Photo de Jorge Amat (7)
© Jorge Amat

Jean Streff : Tu es très influencé par les surréalistes. Tes premiers films sont assez proches de cet univers, non ?

Jorge Amat : Je pense qu’il y a pour chaque artiste un fond commun… qui s’appelle l’inconscient collectif dans lequel chacun puise ce qui lui correspond. Il ne faut pas oublier que je suis espagnol, que ma mère est peintre et que Goya, Buñuel et Dali font parti de ce fond commun. D’ailleurs j’étais très content quand 20/30 ans plus tard j’ai lu que Bunuel, dans son livre de mémoire, Mon dernier soupir, écrit que la plupart de ses films sont nés de ses rêves… Je me suis dit : je ne suis pas fou, je ne suis pas le seul pour qui les images sont dictées par les rêves. Il y a donc une fraternité d’idée. J’aime me retrouver dans ce monde-là. Ce n’est pas la réalité quotidienne, c’est un monde parallèle qui devient réel et matière grâce au cinéma, à la photo, à la peinture, et ce monde se trouve en effet plutôt dans l’univers surréaliste.

Photo de Jorge Amat (6)
© Jorge Amat

Jean Streff : Dans ta dernière série de photos, on a également l’impression de se retrouver dans des rêves.

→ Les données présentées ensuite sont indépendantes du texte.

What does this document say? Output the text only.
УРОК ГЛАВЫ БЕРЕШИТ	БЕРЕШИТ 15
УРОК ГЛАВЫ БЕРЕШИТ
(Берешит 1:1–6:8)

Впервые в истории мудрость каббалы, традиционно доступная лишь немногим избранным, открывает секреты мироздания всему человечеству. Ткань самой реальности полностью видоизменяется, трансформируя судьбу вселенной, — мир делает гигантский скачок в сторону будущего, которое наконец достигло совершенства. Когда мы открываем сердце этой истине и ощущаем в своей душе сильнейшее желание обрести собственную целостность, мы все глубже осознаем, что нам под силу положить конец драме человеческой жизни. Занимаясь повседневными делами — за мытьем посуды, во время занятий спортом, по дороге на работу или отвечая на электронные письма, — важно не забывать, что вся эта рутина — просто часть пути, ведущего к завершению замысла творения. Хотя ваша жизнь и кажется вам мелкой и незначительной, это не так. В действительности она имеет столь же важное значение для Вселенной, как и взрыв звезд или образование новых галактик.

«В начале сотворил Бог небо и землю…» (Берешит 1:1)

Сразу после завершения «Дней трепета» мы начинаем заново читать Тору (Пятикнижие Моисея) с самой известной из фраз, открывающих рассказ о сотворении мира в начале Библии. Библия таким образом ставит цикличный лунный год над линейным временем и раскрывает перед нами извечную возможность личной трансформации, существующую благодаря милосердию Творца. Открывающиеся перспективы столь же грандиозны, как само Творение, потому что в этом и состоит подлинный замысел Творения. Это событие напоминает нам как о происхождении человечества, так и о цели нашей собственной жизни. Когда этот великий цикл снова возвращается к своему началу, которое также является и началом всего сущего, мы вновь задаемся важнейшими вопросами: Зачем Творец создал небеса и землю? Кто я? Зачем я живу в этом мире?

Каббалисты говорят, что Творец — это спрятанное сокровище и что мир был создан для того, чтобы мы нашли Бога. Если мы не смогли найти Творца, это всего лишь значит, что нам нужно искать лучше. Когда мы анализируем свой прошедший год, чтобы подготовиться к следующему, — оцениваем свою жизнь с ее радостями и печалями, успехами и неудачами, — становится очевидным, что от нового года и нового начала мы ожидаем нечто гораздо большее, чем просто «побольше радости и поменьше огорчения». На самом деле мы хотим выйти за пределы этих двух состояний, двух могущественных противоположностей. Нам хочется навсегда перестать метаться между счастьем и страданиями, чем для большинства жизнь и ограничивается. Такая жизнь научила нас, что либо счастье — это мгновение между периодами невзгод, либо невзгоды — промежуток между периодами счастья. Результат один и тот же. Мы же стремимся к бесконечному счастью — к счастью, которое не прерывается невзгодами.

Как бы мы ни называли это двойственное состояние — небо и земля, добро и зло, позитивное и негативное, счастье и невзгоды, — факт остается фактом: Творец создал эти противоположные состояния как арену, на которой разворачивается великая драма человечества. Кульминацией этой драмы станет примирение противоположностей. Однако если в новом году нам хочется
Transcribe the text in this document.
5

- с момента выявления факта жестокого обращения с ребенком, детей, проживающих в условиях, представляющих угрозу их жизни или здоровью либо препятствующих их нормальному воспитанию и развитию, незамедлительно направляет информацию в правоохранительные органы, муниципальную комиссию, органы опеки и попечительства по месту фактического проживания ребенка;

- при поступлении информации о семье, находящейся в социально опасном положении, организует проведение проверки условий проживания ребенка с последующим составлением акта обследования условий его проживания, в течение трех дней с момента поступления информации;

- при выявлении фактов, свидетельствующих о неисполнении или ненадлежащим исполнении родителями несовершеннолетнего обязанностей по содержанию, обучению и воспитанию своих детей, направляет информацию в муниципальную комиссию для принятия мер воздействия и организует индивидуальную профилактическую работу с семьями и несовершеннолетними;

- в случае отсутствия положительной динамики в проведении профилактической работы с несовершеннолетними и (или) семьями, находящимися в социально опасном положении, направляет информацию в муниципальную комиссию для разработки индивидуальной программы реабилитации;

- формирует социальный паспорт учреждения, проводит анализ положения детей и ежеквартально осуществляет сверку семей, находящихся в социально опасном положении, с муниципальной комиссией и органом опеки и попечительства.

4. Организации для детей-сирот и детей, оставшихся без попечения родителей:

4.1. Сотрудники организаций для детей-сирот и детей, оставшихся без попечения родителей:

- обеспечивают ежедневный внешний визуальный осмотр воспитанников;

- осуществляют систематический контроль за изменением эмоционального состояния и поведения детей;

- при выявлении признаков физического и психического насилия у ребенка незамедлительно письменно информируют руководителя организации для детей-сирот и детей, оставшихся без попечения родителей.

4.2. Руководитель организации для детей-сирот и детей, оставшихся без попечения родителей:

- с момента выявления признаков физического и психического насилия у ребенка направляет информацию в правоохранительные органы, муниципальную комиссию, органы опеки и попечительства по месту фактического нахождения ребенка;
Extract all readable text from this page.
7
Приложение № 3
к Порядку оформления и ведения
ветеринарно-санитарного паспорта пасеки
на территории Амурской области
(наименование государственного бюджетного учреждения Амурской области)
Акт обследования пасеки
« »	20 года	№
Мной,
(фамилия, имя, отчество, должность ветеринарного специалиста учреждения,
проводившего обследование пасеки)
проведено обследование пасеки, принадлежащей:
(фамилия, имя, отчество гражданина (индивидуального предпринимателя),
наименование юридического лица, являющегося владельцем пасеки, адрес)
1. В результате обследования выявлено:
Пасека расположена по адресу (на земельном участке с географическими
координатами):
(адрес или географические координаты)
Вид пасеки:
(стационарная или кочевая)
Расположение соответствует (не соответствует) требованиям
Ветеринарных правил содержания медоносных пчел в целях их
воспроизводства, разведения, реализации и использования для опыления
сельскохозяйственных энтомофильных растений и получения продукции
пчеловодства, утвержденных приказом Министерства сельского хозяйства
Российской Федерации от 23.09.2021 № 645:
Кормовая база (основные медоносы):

Jorge Amat : Depuis longtemps je photographie des lieux, des espaces : ruines, appartements bizarres, qui dégagent un je ne sais quoi d’étrange qui me plait, mais où je n’arrivais pas à mettre mon grain de sel … J’ai donc accumulé ces images, qui forment maintenant une véritable photothèque. Et puis j’en ai fait d’autres, spécialement pour cette nouvelle série que j’appelle pour l’instant : « paysages imaginaires »… je ne sais pas encore… En fait, il s’agit du dédoublement de l’espace dans une fraction de seconde…C’est nouveau, mais, quand j’y pense, j’avais déjà commencé cela dans ma première série de photos rue Mazarine dans les année 80, avec une série de dédoublement d’un visage avec une tête d’animal correspondant au signe astrologique chinois du modèle. Le résultat était un monstre à deux têtes. Et cela, à la chambre, en surimpression directe. Maintenant, grâce à Photoshop, je peux retravailler la photo après la prise de vue. Je travaille sur deux espaces, l’un actuel, riche ou pauvre, un paysage moderne, présent, comme toute une série de photos que j’ai faite de l’intérieur de l’hôtel Crillon avant que cet intérieur ne soit démoli. Par la suite, j’ai fait des images de ce que pourrait devenir le Crillon après une guerre atomique. J’ai photographié des bâtiments en démolition ou des maisons totalement pourries en Dordogne et dans le Luberon… qui restent des espaces vides d’humains mais remplies de leur passé. Il faut être conscient que toute notre civilisation, nos immeubles dans des milliers d’années vont finir en ruine. Je préfère qu’il reste des objets, des meubles, des traces d’une vie antérieure des anciens occupants. Avec cela je construis des dualités, de temps en temps j’ajoute des personnages, des objets, je dénature les visages les transformant en mannequins… La dualité de ces espaces est lié à la coupure : présent/passé, doux/âpre, chaud/froid, guerre/paix, vivant/mort, voyant/aveugle, etc.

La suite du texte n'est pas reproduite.